Perdónenme que me ría, señores; mas el hecho es que siempre que pienso en el caso me tengo que reír. Hay dos cosas que me parecen divertidas: una es el terrible pánico o funk (como dicen los de Eton) que debió de sentir Descartes al oír bosquejar ese fúnebre plan respecto a su persona, con la muerte, el funeral, la sucesión y la administración de sus efectos. Pero otra cosa que me parece todavía más divertida es que si esos sabuesos de Frisia hubieran tenido olfato, no tendríamos ahora filosofía cartesiana; y dejo para cualquier respetable fabricante de cofres el trabajo de declarar de qué forma habríamos podido pasarnos sin ella, teniendo en cuenta la cantidad de libros que ha producido.

No obstante, prosigamos.
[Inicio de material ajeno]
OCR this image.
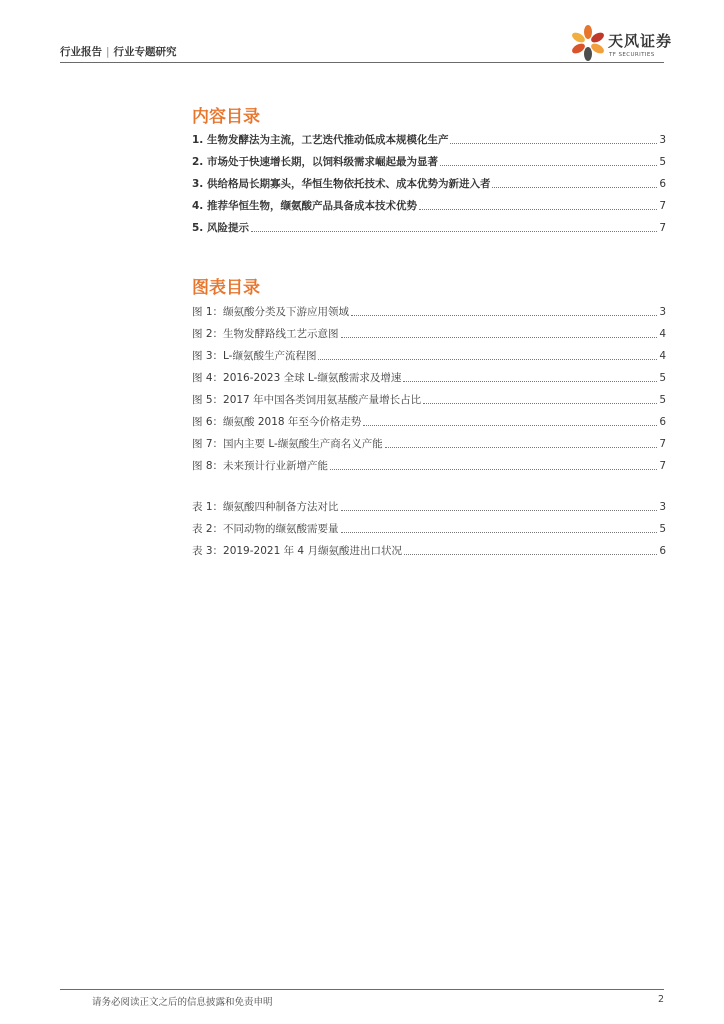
行业报告 | 行业专题研究
天风证券
TF SECURITIES
内容目录
1. 生物发酵法为主流，工艺迭代推动低成本规模化生产	3
2. 市场处于快速增长期，以饲料级需求崛起最为显著	5
3. 供给格局长期寡头，华恒生物依托技术、成本优势为新进入者	6
4. 推荐华恒生物，缬氨酸产品具备成本技术优势	7
5. 风险提示	7
图表目录
图 1：缬氨酸分类及下游应用领域	3
图 2：生物发酵路线工艺示意图	4
图 3：L-缬氨酸生产流程图	4
图 4：2016-2023 全球 L-缬氨酸需求及增速	5
图 5：2017 年中国各类饲用氨基酸产量增长占比	5
图 6：缬氨酸 2018 年至今价格走势	6
图 7：国内主要 L-缬氨酸生产商名义产能	7
图 8：未来预计行业新增产能	7
表 1：缬氨酸四种制备方法对比	3
表 2：不同动物的缬氨酸需要量	5
表 3：2019-2021 年 4 月缬氨酸进出口状况	6
请务必阅读正文之后的信息披露和免责申明	2
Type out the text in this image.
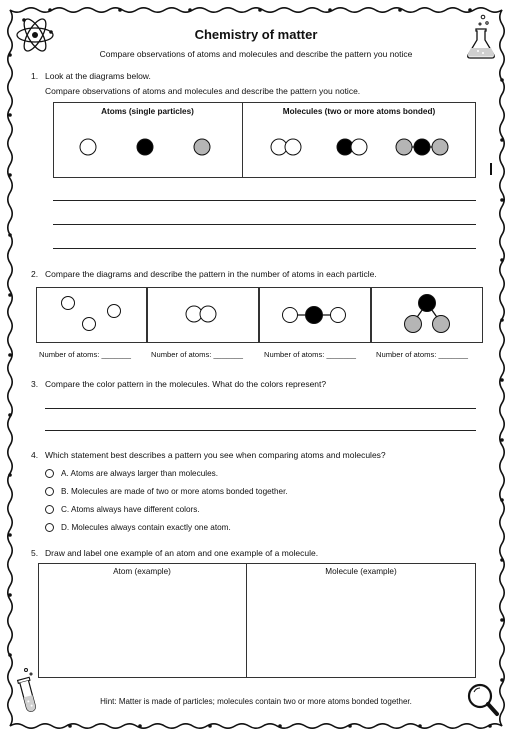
Chemistry of matter
Compare observations of atoms and molecules and describe the pattern you notice
1. Look at the diagrams below.
Compare observations of atoms and molecules and describe the pattern you notice.
Atoms (single particles)	Molecules (two or more atoms bonded)
2. Compare the diagrams and describe the pattern in the number of atoms in each particle.
Number of atoms: _______	Number of atoms: _______	Number of atoms: _______	Number of atoms: _______
3. Compare the color pattern in the molecules. What do the colors represent?
4. Which statement best describes a pattern you see when comparing atoms and molecules?
A. Atoms are always larger than molecules.
B. Molecules are made of two or more atoms bonded together.
C. Atoms always have different colors.
D. Molecules always contain exactly one atom.
5. Draw and label one example of an atom and one example of a molecule.
Atom (example)	Molecule (example)
Hint: Matter is made of particles; molecules contain two or more atoms bonded together.
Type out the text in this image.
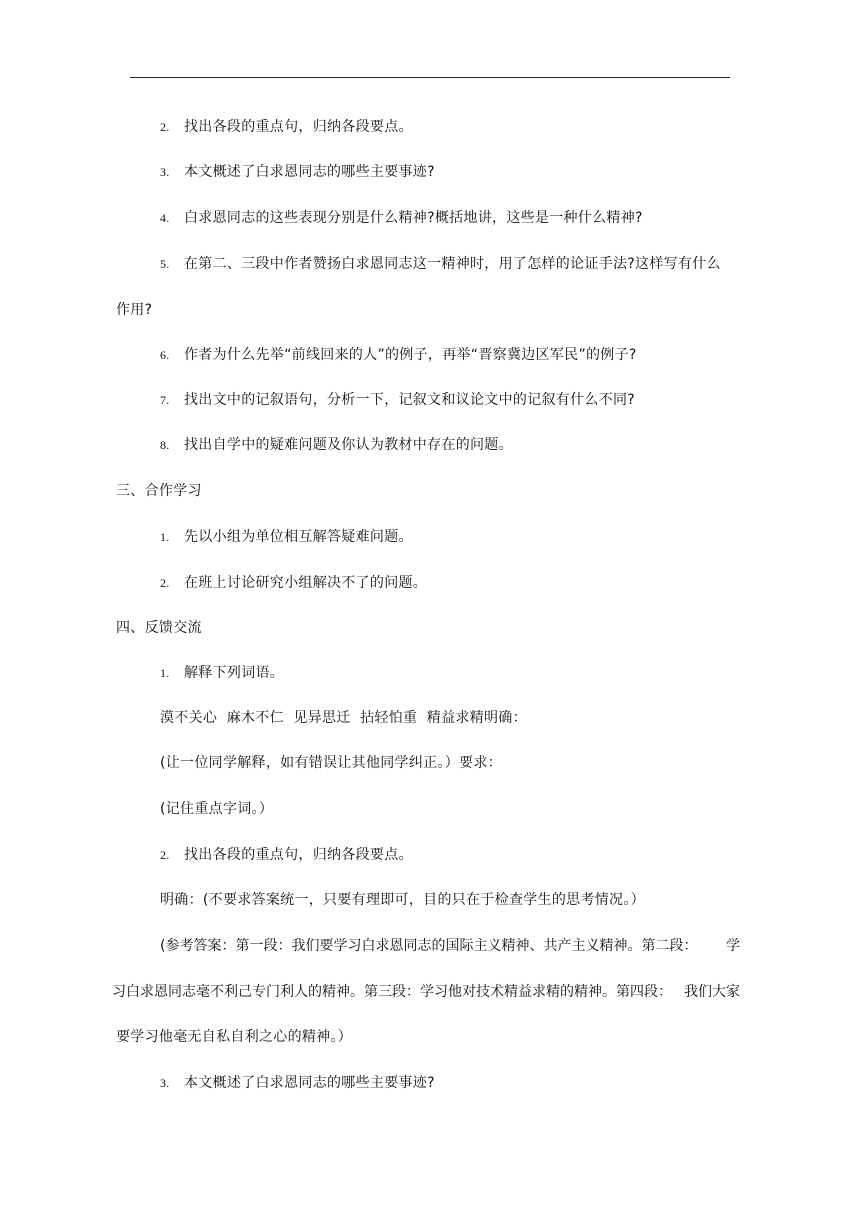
2. 找出各段的重点句，归纳各段要点。
3. 本文概述了白求恩同志的哪些主要事迹?
4. 白求恩同志的这些表现分别是什么精神?概括地讲，这些是一种什么精神?
5. 在第二、三段中作者赞扬白求恩同志这一精神时，用了怎样的论证手法?这样写有什么
作用?
6. 作者为什么先举“前线回来的人”的例子，再举“晋察冀边区军民”的例子?
7. 找出文中的记叙语句，分析一下，记叙文和议论文中的记叙有什么不同?
8. 找出自学中的疑难问题及你认为教材中存在的问题。
三、合作学习
1. 先以小组为单位相互解答疑难问题。
2. 在班上讨论研究小组解决不了的问题。
四、反馈交流
1. 解释下列词语。
漠不关心  麻木不仁  见异思迁  拈轻怕重  精益求精明确：
(让一位同学解释，如有错误让其他同学纠正。）要求：
(记住重点字词。）
2. 找出各段的重点句，归纳各段要点。
明确：(不要求答案统一，只要有理即可，目的只在于检查学生的思考情况。）
(参考答案：第一段：我们要学习白求恩同志的国际主义精神、共产主义精神。第二段： 学
习白求恩同志毫不利己专门利人的精神。第三段：学习他对技术精益求精的精神。第四段： 我们大家
要学习他毫无自私自利之心的精神。）
3. 本文概述了白求恩同志的哪些主要事迹?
A pesar de su enorme pánico, Descartes se mostró intrépido y amedrentó de esta forma a esos bribones anticartesianos:

«Viendo -dice M. Baillet- que el asunto no era broma, M. Descartes se puso de pie en un santiamén, adoptó un fiero continente que estos truhanes no habían visto nunca y, dirigiéndose a ellos en su propio idioma, los amenazó con dejarlos en el sitio si se atrevían a hacerle el menor insulto.» Ciertamente, señores, este habría sido un honor que sobrepasaba los méritos de tan viles bribones: ser ensartados como bichos por una espada cartesiana; por ello me complace que M. Descartes no quitara trabajo al patíbulo, ejecutando su amenaza, sobre todo porque es posible que no hubiera podido llevar su nave a puerto después de haber matado a sus tripulantes; con lo cual se habría visto obligado a continuar cruzando eternamente el Zuider Zee y, probablemente, habría sido confundido por los marinos con el Holandés errante de regreso a su patria.
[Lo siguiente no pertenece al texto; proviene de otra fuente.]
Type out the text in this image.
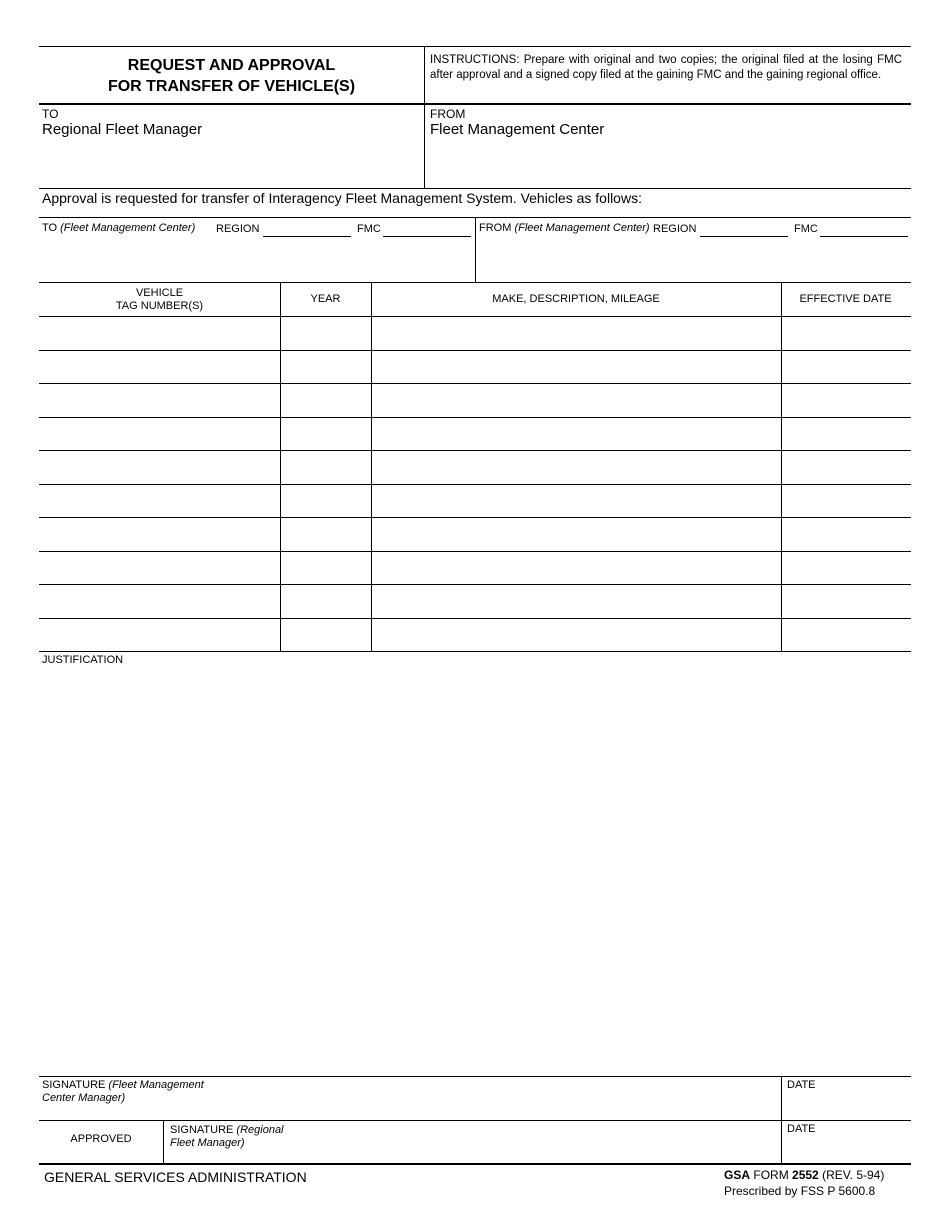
REQUEST AND APPROVAL
FOR TRANSFER OF VEHICLE(S)
INSTRUCTIONS: Prepare with original and two copies; the original filed at the losing FMC after approval and a signed copy filed at the gaining FMC and the gaining regional office.
TO
Regional Fleet Manager
FROM
Fleet Management Center
Approval is requested for transfer of Interagency Fleet Management System. Vehicles as follows:
TO (Fleet Management Center) REGION	FMC	FROM (Fleet Management Center) REGION	FMC
VEHICLE
TAG NUMBER(S)
YEAR	MAKE, DESCRIPTION, MILEAGE	EFFECTIVE DATE
JUSTIFICATION
SIGNATURE (Fleet Management
Center Manager)
DATE
APPROVED
SIGNATURE (Regional
Fleet Manager)
DATE
GENERAL SERVICES ADMINISTRATION	GSA FORM 2552 (REV. 5-94)
Prescribed by FSS P 5600.8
«El valor que manifestó M. Descartes -dice su biógrafo- tuvo un efecto mágico sobre aquellos miserables. Su instantánea consternación sumió a sus mentes en tal confusión que los cegó para las posibilidades que tenían a su favor, y le condujeron a su destino tan apaciblemente como deseaba.»
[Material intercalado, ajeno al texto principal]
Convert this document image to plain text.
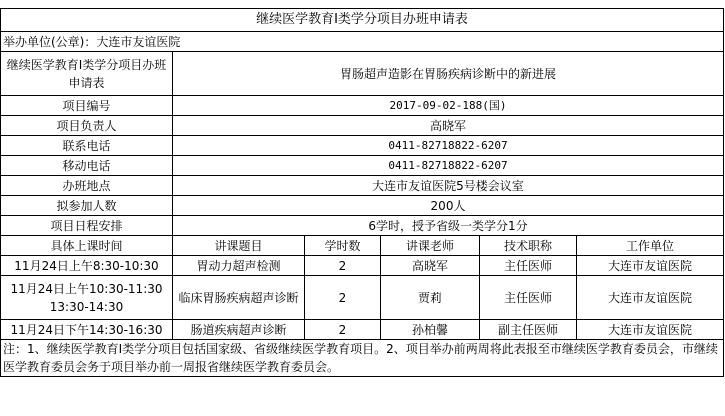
继续医学教育I类学分项目办班申请表					
举办单位(公章)：大连市友谊医院					
继续医学教育I类学分项目办班申请表	胃肠超声造影在胃肠疾病诊断中的新进展				
项目编号	2017-09-02-188(国)				
项目负责人	高晓军				
联系电话	0411-82718822-6207				
移动电话	0411-82718822-6207				
办班地点	大连市友谊医院5号楼会议室				
拟参加人数	200人				
项目日程安排	6学时，授予省级一类学分1分				
具体上课时间	讲课题目	学时数	讲课老师	技术职称	工作单位
11月24日上午8:30-10:30	胃动力超声检测	2	高晓军	主任医师	大连市友谊医院
11月24日上午10:30-11:30 13:30-14:30	临床胃肠疾病超声诊断	2	贾莉	主任医师	大连市友谊医院
11月24日下午14:30-16:30	肠道疾病超声诊断	2	孙柏馨	副主任医师	大连市友谊医院
注：1、继续医学教育I类学分项目包括国家级、省级继续医学教育项目。2、项目举办前两周将此表报至市继续医学教育委员会，市继续医学教育委员会务于项目举办前一周报省继续医学教育委员会。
Posiblemente, señores, pensaréis que, conforme al modelo del discurso de César a su pobre barquero -Caeseram vehis et fortunas eius-, Descartes no habría necesitado más que decir: «Miserables, no podéis cortarme el cuello, pues conducís a Descartes y a su filosofía», y pudo haberlos retado a que hicieran tal fechoría. Un emperador alemán tuvo la misma idea cuando, advertido de que evitara pasar por un sitio batido por los cañones, replicó: «¡Vamos! ¿Habéis oído alguna vez que una bala de cañón haya matado a un emperador?» (*). No sé lo que le habría pasado a un emperador, pero una cosa más pequeña habría bastado para aplastar a un filósofo, y el siguiente gran filósofo de Europa fue indudablemente asesinado. Se trata de Spinoza.


(Continuará).

(*) Ese mismo argumento ha sido empleado por lo menos otra vez. Hace siglos, un delfín de Francia, al ser advertido del peligro de la viruela, hizo la misma pregunta del emperador: «¿Ha oído algún caballero que un delfín haya muerto de viruela?». No, ningún caballero había oído semejante cosa. Sin embargo, aquel delfín murió de la viruela.